Let's work an example using green light (λ = 530 nm = 0.00053mm). The diameter of the Airy Disk at f/8 is 2.44 · 0.00053mm·8 = 0.0103mm, and the diameter of the Airy Disk at f/4 is half as much -- 0.0052mm. For FF, the diameter of the Airy Disk represents 0.0103mm / 43.3mm = 0.024% of the sensor diagonal at f/8 and 0.005mm / 21.6mm = 0.012% of the diagonal at f/4. For mFT (4/3), the diameter of the Airy Disk represents 0.0103mm / 21.6mm = 0.048% at f/8 and 0.005mm / 21.6mm = 0.024% at f/4.

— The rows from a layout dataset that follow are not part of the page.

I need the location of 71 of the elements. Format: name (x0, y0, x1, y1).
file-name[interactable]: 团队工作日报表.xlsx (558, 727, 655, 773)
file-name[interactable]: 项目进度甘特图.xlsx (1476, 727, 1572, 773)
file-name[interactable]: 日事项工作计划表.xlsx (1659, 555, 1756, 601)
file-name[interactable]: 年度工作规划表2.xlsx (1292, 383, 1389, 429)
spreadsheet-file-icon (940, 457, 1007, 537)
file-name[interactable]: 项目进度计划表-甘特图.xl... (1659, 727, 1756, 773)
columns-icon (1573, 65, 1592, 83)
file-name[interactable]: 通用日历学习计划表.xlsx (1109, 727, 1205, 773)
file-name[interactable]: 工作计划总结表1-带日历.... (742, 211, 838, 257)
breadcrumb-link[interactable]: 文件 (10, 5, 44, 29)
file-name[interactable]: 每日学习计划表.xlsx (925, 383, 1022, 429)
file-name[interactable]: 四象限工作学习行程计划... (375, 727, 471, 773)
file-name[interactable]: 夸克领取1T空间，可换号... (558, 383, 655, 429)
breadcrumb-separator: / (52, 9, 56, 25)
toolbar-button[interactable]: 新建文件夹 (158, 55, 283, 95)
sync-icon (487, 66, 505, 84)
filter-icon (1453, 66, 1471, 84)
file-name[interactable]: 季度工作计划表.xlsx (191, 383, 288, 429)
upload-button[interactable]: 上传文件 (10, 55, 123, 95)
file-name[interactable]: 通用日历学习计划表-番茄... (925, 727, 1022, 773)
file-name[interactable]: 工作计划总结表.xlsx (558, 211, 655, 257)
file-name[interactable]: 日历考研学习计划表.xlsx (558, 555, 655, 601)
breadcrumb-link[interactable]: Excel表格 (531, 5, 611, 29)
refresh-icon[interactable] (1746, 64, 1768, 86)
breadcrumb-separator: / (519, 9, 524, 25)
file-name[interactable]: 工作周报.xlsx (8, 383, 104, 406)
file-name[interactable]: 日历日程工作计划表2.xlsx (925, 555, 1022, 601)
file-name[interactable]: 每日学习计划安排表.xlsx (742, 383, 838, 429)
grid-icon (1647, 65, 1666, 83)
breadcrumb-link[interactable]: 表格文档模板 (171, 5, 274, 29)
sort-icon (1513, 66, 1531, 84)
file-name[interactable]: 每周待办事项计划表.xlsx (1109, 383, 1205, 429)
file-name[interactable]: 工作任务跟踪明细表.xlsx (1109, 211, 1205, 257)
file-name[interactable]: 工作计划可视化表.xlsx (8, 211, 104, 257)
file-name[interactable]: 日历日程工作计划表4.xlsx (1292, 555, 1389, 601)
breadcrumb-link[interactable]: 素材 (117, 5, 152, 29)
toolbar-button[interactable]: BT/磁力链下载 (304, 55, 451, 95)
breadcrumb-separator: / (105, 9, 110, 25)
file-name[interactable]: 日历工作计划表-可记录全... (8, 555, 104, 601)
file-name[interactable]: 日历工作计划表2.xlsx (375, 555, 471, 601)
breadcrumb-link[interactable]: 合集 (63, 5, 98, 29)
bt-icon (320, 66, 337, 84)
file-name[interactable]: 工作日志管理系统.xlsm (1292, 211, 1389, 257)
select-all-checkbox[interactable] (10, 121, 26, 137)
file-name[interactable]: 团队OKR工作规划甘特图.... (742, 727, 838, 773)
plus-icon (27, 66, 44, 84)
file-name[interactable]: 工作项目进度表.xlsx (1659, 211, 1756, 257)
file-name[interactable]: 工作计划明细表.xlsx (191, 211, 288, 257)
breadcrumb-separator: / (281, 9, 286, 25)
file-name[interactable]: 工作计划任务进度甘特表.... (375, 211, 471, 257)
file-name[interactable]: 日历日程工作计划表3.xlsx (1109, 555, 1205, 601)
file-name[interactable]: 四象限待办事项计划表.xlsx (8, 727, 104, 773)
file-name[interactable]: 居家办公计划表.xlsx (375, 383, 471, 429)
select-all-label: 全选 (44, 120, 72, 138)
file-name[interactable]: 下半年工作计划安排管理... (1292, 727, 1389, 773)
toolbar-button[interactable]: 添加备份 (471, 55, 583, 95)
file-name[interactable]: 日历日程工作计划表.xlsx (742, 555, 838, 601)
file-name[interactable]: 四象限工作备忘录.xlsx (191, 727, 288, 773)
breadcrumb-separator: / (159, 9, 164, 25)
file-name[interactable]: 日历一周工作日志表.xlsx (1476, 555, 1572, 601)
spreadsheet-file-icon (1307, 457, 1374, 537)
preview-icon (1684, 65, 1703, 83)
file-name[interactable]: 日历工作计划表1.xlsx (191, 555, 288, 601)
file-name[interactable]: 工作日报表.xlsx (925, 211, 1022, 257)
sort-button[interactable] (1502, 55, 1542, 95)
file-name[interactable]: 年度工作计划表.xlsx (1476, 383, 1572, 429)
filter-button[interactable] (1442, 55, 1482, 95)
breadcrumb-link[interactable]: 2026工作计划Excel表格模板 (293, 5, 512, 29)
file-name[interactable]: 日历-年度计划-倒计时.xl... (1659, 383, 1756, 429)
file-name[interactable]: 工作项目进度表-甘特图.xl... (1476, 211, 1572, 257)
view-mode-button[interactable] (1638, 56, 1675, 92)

Thus, at the same f-ratio, we can see that the diameter of the Airy Disk represents half the proportion of a FF sensor as mFT (4/3), but at the same DOF, the diameter of the Airy Disk represents the same proportion of the sensor. In other words,
all systems will suffer the same amount of diffraction softening at the same DOF and display dimensions. However, the system that began with more resolution will always retain more resolution, but that resolution advantage will asymptotically vanish as the DOF deepens. In absolute terms, the earliest we will notice the effects of diffraction softening is when the diameter of the Airy Disk exceeds that of a pixel (two pixels for a Bayer CFA), but, depending on how large the photo is displayed, we may not notice until the diameter of the Airy Disk is much larger.

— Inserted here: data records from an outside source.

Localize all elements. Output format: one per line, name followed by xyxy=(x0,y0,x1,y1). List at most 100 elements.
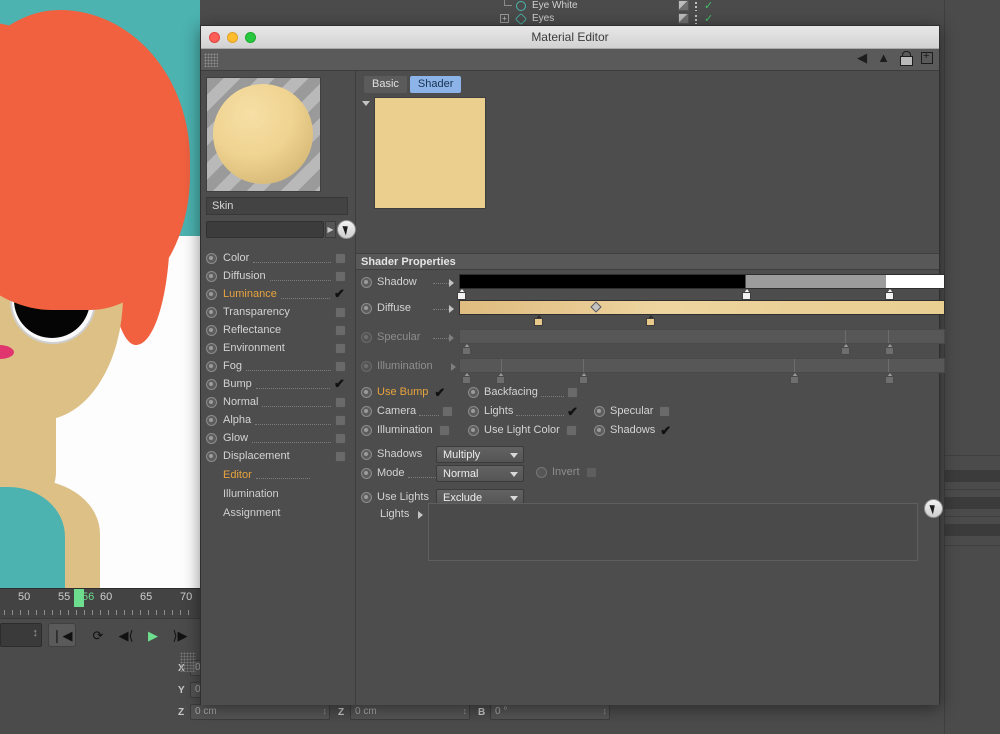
checkbox-shadows[interactable]: Shadows ✔ xyxy=(594,424,684,437)
channel-checkbox-checked[interactable]: ✔ xyxy=(334,287,348,300)
checkbox-camera[interactable]: Camera xyxy=(361,405,453,417)
sub-item-assignment[interactable]: Assignment xyxy=(201,503,356,522)
gradient-row-diffuse[interactable]: Diffuse xyxy=(361,300,945,326)
visibility-check-icon[interactable]: ✓ xyxy=(704,12,713,25)
option-radio-icon[interactable] xyxy=(361,405,372,417)
option-radio-icon[interactable] xyxy=(361,386,372,398)
shader-color-preview[interactable] xyxy=(374,97,486,209)
position-z-field[interactable]: 0 cm xyxy=(190,704,330,720)
channel-radio-icon[interactable] xyxy=(206,324,217,336)
material-editor-window[interactable]: Material Editor ◀ ▲ Skin ▶ xyxy=(200,25,945,705)
channel-row-luminance[interactable]: Luminance ✔ xyxy=(201,285,356,303)
rotation-b-field[interactable]: 0 ° xyxy=(490,704,610,720)
shadow-gradient-bar[interactable] xyxy=(459,274,945,289)
close-button[interactable] xyxy=(209,32,220,43)
panel-grip-icon[interactable] xyxy=(180,652,196,672)
object-tags[interactable]: ✓ xyxy=(678,13,736,25)
sub-item-editor[interactable]: Editor xyxy=(201,465,356,484)
gradient-radio-icon[interactable] xyxy=(361,302,372,314)
gradient-knob[interactable] xyxy=(841,344,851,355)
loop-button[interactable]: ⟳ xyxy=(84,623,112,647)
gradient-row-specular[interactable]: Specular xyxy=(361,329,945,355)
illumination-gradient-knobs[interactable] xyxy=(459,373,945,384)
specular-gradient-knobs[interactable] xyxy=(459,344,945,355)
diffuse-gradient-bar[interactable] xyxy=(459,300,945,315)
option-radio-icon[interactable] xyxy=(536,466,547,478)
expand-arrow-icon[interactable] xyxy=(451,363,456,371)
checkbox-backfacing[interactable]: Backfacing xyxy=(468,386,578,398)
checkbox-illumination[interactable]: Illumination xyxy=(361,424,453,436)
gradient-radio-icon[interactable] xyxy=(361,331,372,343)
sub-item-illumination[interactable]: Illumination xyxy=(201,484,356,503)
channel-checkbox[interactable] xyxy=(335,414,346,426)
channel-row-alpha[interactable]: Alpha xyxy=(201,411,356,429)
checkbox-box[interactable] xyxy=(659,405,671,417)
channel-row-color[interactable]: Color xyxy=(201,249,356,267)
channel-radio-icon[interactable] xyxy=(206,396,217,408)
channel-row-normal[interactable]: Normal xyxy=(201,393,356,411)
channel-row-bump[interactable]: Bump ✔ xyxy=(201,375,356,393)
channel-search-row[interactable]: ▶ xyxy=(206,220,356,241)
lock-icon[interactable] xyxy=(900,51,913,66)
option-radio-icon[interactable] xyxy=(361,424,372,436)
channel-radio-icon[interactable] xyxy=(206,378,217,390)
option-radio-icon[interactable] xyxy=(468,424,479,436)
chevron-down-icon[interactable] xyxy=(362,101,370,106)
checkbox-checked-icon[interactable]: ✔ xyxy=(434,386,445,399)
checkbox-box[interactable] xyxy=(565,424,577,436)
size-z-field[interactable]: 0 cm xyxy=(350,704,470,720)
option-radio-icon[interactable] xyxy=(361,467,372,479)
tab-shader[interactable]: Shader xyxy=(409,76,462,93)
channel-radio-icon[interactable] xyxy=(206,288,217,300)
option-radio-icon[interactable] xyxy=(361,448,372,460)
picker-button[interactable] xyxy=(337,220,356,239)
animation-transport-bar[interactable]: ❘◀ ⟳ ◀⟨ ▶ ⟩▶ xyxy=(0,618,200,650)
channel-row-environment[interactable]: Environment xyxy=(201,339,356,357)
play-button[interactable]: ▶ xyxy=(139,623,167,647)
checkbox-box[interactable] xyxy=(438,424,450,436)
step-back-button[interactable]: ◀⟨ xyxy=(112,623,140,647)
frame-stepper[interactable] xyxy=(0,623,42,647)
shadow-gradient-knobs[interactable] xyxy=(457,289,945,300)
gradient-radio-icon[interactable] xyxy=(361,360,372,372)
option-radio-icon[interactable] xyxy=(594,424,605,436)
channel-checkbox[interactable] xyxy=(335,342,346,354)
specular-gradient-bar[interactable] xyxy=(459,329,945,344)
new-window-icon[interactable] xyxy=(921,50,933,64)
object-tags[interactable]: ✓ xyxy=(678,0,736,12)
search-input[interactable] xyxy=(206,221,324,238)
zoom-button[interactable] xyxy=(245,32,256,43)
gradient-row-shadow[interactable]: Shadow xyxy=(361,274,945,300)
checkbox-specular[interactable]: Specular xyxy=(594,405,684,417)
dropdown-row-mode[interactable]: Mode xyxy=(361,467,439,479)
mode-dropdown[interactable]: Normal xyxy=(436,465,524,482)
channel-checkbox[interactable] xyxy=(335,324,346,336)
checkbox-checked-icon[interactable]: ✔ xyxy=(660,424,671,437)
gradient-knob[interactable] xyxy=(578,373,588,384)
gradient-knob[interactable] xyxy=(885,373,895,384)
dropdown-row-use-lights[interactable]: Use Lights xyxy=(361,491,429,503)
tab-bar[interactable]: Basic Shader xyxy=(364,76,462,93)
channel-checkbox[interactable] xyxy=(335,396,346,408)
channel-checkbox[interactable] xyxy=(335,306,346,318)
window-titlebar[interactable]: Material Editor xyxy=(201,26,939,49)
gradient-knob[interactable] xyxy=(790,373,800,384)
channel-radio-icon[interactable] xyxy=(206,414,217,426)
go-to-start-button[interactable]: ❘◀ xyxy=(48,623,76,647)
channel-radio-icon[interactable] xyxy=(206,432,217,444)
traffic-lights[interactable] xyxy=(209,32,256,43)
lights-picker-button[interactable] xyxy=(924,499,943,518)
coordinate-row-z[interactable]: Z 0 cm Z 0 cm B 0 ° xyxy=(170,704,610,723)
visibility-check-icon[interactable]: ✓ xyxy=(704,0,713,12)
window-toolbar[interactable]: ◀ ▲ xyxy=(201,49,939,71)
lights-list-box[interactable] xyxy=(428,503,918,561)
gradient-radio-icon[interactable] xyxy=(361,276,372,288)
gradient-knob[interactable] xyxy=(457,289,467,300)
channel-radio-icon[interactable] xyxy=(206,450,217,462)
gradient-knob[interactable] xyxy=(496,373,506,384)
back-arrow-icon[interactable]: ◀ xyxy=(857,51,867,64)
channel-radio-icon[interactable] xyxy=(206,306,217,318)
option-radio-icon[interactable] xyxy=(468,405,479,417)
channel-list[interactable]: Color Diffusion Luminance ✔ Transparency… xyxy=(201,249,356,522)
diffuse-gradient-knobs[interactable] xyxy=(459,315,945,326)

Typically, the effects of diffraction softening do not even begin to become apparent until f/11 on FF (f/7.1 on APS-C and f/5.6 on mFT -- 4/3), and start to become strong by f/22 on FF (f/14 on APS-C and f/11 on mFT -- 4/3). By f/32 on FF (f/22 on APS-C, f/16 on mFT -- 4/3) the effects of diffraction softening are so strong that there is little difference in resolution between systems, regardless of the lens, sensor size, or pixel count.
We can now summarize the effects of diffraction softening as follows:
- Diffraction is always present. As the lens is stopped down, optical aberrations lessen and diffraction softening increases.

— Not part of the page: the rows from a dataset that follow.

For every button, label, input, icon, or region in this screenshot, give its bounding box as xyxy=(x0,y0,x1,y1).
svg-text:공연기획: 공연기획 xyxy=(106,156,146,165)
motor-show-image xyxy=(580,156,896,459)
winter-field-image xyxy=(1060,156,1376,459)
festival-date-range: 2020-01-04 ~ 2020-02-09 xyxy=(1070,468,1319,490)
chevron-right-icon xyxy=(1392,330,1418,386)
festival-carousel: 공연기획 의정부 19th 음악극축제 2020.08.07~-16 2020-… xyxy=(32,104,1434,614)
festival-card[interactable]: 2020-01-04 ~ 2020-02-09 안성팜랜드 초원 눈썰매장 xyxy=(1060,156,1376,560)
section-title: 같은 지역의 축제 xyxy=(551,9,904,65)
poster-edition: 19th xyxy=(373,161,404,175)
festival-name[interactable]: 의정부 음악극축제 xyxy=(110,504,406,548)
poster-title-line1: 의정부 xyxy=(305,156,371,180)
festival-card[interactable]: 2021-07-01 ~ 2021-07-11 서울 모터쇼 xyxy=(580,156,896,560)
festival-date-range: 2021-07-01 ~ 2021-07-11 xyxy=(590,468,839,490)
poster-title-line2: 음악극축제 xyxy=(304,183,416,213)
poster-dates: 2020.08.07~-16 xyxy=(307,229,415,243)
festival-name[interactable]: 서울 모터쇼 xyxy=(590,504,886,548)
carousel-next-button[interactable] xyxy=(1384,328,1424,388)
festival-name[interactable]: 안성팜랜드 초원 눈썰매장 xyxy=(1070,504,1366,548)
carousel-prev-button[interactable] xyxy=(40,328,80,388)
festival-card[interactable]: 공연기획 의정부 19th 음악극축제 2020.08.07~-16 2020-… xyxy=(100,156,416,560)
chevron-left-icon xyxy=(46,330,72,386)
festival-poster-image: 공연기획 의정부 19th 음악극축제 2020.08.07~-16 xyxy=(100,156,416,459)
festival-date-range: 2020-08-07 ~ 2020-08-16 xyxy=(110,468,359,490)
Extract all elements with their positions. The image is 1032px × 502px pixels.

- The "diffraction limited aperture" is the f-ratio where the effects of diffraction softening overcome the lessening lens aberrations, and will vary from lens to lens as well as where in the frame we are looking (e.g. center vs edges, where the edges typically, but not always, lag around a stop behind the center).
- All else equal, more pixels will always resolve more detail, regardless of other sources of blur, including diffraction.
- All systems suffer the same diffraction softening at the same DOF, but do not necessarily resolve the same detail at the same DOF, as diffraction softening is merely one of many forms of blur (e.g. lens aberrations, motion blur, large pixels, etc.).
- As the DOF deepens, all systems asymptotically lose detail, and by f/32 on FF (f/22 on APS-C, f/16 on mFT -- 4/3), the differences in resolution between systems is trivial, regardless of the lens, sensor size, or pixel count.
And as it happens, the practical experiments I did, at macro scale, were consistent with the final bullet point.